Командир подбросил в печурку лучины. Смолистые чурочки вспыхнули, осветили усатое, мрачное лицо задержанного.
— Вы что, печник? — спрашивает командир мужика, робко остановившегося у порога.
— Га? — печник приставил руку к уху, как делают глухие. — Вы мини? Кажить дужче, бо я тугый на вухо.
Командир усадил его на скамейку рядом с собой и расспрашивает, зачем шел, почему именно в Волчищи и как раз через село, занятое партизанами. Тот поясняет, что из его села другой дороги в Волчищи нет. А шел именно туда потому, что там можно хорошо заработать: село богатое, в начале войны домов понастроили, а печек нету.
Командир спросил, большая ли у печника семья. Тот ответил, что жену и четырех маленьких дочек фашисты сожгли в их собственном доме за то, что накормили и обогрели партизан. Осталась только старуха мать да семилетний сынишка, но и те уцелели случайно: мать грибы собирала в лесу, а мальчишка пас корову. Теперь они в лесу живут, в землянке.
Пока они так перекрикивались на всю комнату, мы с комиссаром потихоньку говорили о том, что, если бы печник не был глухим, ему и поручили бы разведку в бандитском селе.

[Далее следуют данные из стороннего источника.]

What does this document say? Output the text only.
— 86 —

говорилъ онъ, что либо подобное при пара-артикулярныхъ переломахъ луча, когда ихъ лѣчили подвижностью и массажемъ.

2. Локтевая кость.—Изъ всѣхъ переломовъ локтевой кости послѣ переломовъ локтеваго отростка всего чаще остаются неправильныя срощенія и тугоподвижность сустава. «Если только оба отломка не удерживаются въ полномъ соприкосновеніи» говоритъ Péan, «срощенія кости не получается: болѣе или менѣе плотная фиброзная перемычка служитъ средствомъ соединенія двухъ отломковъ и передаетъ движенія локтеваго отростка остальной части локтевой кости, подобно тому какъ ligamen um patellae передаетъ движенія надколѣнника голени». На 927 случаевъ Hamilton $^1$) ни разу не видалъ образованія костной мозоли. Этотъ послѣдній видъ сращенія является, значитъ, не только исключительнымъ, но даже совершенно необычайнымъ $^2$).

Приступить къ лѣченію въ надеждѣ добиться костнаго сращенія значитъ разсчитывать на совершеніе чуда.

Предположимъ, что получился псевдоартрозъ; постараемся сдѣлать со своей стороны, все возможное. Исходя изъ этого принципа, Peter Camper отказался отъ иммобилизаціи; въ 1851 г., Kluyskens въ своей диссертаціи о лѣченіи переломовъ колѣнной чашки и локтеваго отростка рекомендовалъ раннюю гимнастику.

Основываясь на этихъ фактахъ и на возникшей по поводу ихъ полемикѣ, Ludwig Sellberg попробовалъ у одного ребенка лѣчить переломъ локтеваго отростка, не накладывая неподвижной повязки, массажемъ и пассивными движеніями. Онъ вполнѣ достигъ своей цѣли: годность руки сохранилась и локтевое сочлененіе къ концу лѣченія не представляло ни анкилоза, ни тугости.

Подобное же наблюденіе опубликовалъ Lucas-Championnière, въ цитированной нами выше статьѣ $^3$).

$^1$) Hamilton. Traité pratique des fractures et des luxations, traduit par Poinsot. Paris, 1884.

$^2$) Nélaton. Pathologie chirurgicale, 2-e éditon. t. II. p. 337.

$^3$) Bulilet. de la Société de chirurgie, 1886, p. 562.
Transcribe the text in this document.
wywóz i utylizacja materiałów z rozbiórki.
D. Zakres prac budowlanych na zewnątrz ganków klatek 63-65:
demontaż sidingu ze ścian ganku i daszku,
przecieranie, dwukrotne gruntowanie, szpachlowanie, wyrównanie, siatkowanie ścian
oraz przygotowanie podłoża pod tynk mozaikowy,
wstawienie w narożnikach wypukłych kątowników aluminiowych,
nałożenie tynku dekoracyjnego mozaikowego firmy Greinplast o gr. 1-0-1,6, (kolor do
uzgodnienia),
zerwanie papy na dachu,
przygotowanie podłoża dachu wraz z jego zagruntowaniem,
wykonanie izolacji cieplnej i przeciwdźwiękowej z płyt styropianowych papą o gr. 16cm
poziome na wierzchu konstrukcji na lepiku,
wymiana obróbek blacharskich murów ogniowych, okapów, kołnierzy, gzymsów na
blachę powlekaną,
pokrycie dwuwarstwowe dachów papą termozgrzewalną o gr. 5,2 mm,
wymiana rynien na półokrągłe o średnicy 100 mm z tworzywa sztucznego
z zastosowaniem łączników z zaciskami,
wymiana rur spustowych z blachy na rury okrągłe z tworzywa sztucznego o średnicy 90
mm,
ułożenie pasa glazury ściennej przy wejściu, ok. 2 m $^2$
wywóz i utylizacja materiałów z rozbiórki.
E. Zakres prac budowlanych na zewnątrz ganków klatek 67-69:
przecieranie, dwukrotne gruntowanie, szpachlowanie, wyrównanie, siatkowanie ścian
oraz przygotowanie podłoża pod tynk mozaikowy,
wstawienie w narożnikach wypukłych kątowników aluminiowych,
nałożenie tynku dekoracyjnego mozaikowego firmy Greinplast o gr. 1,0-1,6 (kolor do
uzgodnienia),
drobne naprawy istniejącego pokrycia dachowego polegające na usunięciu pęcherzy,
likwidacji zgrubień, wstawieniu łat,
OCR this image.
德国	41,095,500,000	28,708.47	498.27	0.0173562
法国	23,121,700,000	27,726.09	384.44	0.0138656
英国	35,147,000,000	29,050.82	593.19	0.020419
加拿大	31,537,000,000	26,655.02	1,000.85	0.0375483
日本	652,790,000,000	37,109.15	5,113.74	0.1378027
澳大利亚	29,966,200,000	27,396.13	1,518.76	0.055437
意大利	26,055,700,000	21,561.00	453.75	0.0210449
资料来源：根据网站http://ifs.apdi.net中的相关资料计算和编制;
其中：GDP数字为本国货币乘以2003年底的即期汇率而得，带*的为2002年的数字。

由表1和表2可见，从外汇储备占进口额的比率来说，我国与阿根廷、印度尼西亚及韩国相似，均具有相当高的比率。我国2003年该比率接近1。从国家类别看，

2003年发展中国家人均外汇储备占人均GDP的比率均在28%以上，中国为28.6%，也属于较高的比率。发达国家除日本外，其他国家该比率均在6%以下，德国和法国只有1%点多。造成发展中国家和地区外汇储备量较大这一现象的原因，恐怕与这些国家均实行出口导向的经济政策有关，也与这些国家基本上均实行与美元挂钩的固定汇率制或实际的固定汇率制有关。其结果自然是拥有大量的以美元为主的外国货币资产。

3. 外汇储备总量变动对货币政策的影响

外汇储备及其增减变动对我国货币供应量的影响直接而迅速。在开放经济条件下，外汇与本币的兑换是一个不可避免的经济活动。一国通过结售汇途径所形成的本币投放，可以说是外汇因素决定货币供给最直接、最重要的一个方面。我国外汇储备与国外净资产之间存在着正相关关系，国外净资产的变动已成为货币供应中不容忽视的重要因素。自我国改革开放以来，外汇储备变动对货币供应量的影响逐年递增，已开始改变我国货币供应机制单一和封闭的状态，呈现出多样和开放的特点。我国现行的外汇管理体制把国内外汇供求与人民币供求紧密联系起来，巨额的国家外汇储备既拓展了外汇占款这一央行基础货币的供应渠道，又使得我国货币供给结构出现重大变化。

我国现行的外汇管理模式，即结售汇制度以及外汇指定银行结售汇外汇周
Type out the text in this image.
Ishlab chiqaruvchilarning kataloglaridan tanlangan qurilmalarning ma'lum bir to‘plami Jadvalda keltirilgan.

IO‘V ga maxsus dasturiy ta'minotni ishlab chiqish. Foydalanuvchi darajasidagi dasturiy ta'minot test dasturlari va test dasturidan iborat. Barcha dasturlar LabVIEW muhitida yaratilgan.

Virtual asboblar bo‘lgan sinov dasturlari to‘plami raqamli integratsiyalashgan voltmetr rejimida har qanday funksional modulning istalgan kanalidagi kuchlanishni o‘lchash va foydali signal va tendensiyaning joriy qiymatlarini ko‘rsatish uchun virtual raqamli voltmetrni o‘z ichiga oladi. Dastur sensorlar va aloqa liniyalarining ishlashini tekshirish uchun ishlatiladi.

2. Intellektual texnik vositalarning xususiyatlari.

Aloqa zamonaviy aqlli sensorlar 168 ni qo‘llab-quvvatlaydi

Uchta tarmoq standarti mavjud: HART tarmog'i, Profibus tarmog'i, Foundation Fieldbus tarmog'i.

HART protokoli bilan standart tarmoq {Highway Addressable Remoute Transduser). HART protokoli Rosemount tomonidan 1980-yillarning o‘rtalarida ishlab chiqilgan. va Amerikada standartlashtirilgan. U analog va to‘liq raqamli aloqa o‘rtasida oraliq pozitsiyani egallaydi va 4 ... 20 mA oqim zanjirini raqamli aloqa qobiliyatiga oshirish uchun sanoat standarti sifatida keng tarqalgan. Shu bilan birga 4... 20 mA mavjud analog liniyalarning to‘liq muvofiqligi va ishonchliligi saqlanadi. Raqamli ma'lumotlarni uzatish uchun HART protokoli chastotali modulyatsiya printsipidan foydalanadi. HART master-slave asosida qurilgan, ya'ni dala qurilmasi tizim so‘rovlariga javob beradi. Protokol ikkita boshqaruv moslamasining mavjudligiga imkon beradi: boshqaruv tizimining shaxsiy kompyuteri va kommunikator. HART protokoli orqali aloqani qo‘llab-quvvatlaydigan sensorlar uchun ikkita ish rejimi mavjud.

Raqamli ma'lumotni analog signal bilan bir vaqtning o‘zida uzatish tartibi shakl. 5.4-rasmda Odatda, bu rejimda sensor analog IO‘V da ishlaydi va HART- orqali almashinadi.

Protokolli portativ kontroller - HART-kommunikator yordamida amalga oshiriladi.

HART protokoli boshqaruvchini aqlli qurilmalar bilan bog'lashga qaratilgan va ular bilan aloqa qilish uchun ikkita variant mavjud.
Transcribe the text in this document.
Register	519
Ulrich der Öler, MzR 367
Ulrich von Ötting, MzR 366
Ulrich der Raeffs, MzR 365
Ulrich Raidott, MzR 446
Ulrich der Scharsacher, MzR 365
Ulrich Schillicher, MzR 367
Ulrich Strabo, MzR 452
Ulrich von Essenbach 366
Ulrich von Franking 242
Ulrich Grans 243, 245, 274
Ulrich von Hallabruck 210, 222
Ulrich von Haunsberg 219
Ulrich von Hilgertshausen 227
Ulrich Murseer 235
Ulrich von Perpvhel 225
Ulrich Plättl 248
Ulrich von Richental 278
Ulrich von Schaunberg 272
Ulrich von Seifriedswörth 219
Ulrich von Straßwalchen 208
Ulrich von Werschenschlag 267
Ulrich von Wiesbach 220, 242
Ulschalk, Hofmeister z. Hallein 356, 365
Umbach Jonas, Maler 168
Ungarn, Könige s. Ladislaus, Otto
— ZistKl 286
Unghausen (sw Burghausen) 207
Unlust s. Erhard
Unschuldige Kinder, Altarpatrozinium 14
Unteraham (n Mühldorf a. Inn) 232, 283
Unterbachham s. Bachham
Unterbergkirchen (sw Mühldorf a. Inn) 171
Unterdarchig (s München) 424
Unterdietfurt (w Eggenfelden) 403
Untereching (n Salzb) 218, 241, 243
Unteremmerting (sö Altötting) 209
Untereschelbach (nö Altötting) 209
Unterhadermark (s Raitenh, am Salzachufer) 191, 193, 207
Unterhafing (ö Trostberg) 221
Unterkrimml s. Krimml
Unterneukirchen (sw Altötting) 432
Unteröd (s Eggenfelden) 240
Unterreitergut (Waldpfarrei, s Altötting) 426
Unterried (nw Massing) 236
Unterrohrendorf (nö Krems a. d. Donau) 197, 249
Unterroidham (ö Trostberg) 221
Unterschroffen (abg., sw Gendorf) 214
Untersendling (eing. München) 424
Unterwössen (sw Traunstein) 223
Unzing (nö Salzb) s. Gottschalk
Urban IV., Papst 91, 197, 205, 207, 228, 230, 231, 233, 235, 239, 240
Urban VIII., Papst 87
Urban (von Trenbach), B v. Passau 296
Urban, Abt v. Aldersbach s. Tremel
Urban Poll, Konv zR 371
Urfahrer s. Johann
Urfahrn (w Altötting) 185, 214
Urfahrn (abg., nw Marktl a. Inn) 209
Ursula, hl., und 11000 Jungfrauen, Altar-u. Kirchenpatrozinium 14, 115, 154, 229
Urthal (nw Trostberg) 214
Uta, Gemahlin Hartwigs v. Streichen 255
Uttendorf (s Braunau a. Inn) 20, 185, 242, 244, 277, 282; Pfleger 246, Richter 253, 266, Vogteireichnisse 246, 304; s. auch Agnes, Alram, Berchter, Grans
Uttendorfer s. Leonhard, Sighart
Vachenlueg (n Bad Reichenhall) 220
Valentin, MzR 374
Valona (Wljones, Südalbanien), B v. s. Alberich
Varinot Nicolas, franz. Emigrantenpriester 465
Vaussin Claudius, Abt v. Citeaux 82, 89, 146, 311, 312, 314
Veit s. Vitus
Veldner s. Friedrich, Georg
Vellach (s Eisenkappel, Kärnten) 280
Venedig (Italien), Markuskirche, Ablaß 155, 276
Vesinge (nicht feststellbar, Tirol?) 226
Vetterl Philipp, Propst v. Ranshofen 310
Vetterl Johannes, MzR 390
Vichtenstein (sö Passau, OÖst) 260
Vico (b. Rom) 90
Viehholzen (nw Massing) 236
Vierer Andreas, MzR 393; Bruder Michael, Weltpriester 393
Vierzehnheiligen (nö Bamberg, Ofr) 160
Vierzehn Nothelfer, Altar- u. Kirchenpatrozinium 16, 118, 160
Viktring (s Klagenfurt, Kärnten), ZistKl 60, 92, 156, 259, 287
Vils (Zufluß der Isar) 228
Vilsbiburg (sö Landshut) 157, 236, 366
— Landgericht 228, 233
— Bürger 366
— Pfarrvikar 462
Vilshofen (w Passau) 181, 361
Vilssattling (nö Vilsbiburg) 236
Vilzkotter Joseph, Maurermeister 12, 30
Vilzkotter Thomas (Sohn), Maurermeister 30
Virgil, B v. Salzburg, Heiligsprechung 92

Но что может узнать глухой? Кто станет кричать ему в ухо про банду и ее главаря?
И тут я вспомнил своего батю, как он звал помогать ему и все твердил: «В жизни любая специальность может пригодиться». Вспомнил я все это и вполголоса говорю комиссару:
— Дурень я, не научился у батьки делать печи, теперь пошел бы вместо глухого и все разузнал.
Командир повернулся. Лицо красное, то ли от печурки, то ли от гнева.
— У тебя батько был печник?
— Да, — говорю, — печник. Да еще какой! Печка у него звенела, как медный колокол!
— И ты, бисова душа, не научился печи делать? — командир подошел ко мне так быстро, что я думал — за уши отдерет, как провинившегося мальчишку. Он был вдвое старше меня, мог наказать попросту, по-отцовски.
Я только руками развел:
— Вот же не научился, грязной работы боялся.
— Ну так садись и учись, — приказал он. — Дядьку этого мы задержим, а ты пойдешь вместо него. К утру чтобы стал первоклассным печником.
Тут же натаскали в хату кирпича и начали делать печку. Командир и комиссар перебрались в другую хату, а мы работаем.
К утру я должен стать «первоклассным печником», а штабных дел у меня по горло. И много таких, что надо за ночь завершить, иначе без меня тут не разберутся. Подставил я стол с бумагами к самой печке. Пишу приказы, подшиваю дела, а изредка посматриваю на шуструю работу печника. Я считал, что самое главное в печном деле — это запомнить, что за чем идет — когда дверцы вставить, когда колодезя выводить.
Мастер долго молчал, делал свое дело. А потом, когда уже возвел половину печки, сказал скорее с насмешкой, чем с упреком:
— Учитесь вы, я вижу, как мой племянник, заглазно. В тридцать девятом, как пришли Советы, Володька поехал в Москву, поступать в институт. А через месяц вернулся с двумя чемоданами книг.
«Не приняли?» — испугалась мать.
«Чего же. Приняли. Учиться буду заглазно. И работать и учиться».
Вот и вы тоже заглазно… А только печка не институт. Тут главное, чтобы руки навыкли.
Да, прав этот добрый дядя. Тысячу раз прав. Но что мне делать? Надо и то и это…
Вот тут я и вспомнил своего батю печника…
Когда я учился в пятом классе, мечтал стать корабелом. День и ночь строил катера, крейсеры, эсминцы. Все доски, какие отец запасал для дела, я изрежу, бывало, на кораблики.
Закончил шестой класс. Большой стал, такой дядя, как сейчас, только лет меньше. Отец и говорит:
— Раз у тебя каникулы, идем со мною печи делать.
А батя был самый лучший печник во всей округе. За ним нередко приходили из таких дальних деревень, что я и названия их не слыхивал.
Зовет он меня с собою: поработаешь каникулы, на инструмент заработаешь, а зимой опять строй свои корабли.
Я мнусь: очень уж не хотелось учиться на печника. Наконец набрался храбрости и бухнул:
— Я не хочу быть печником! Выучусь на корабела.
— Да я тебя и не заставляю всю жизнь ходить в печниках. Только летом будешь помогать. Я-то без тебя обойдусь, а тебе лишняя специальность в жизни пригодится.
— Печи делать пригодится? — не поверил я. — Что я, на скоростном лайнере буду ляпать из глины твои печи?!
— Не хочешь, оставайся собак гонять!
На том дело и кончилось. Отец ушел на все лето один.
А через год он опять мне свое:
— Ну, ты уже совсем большой, да и поумнее стал, Идем все же печи делать.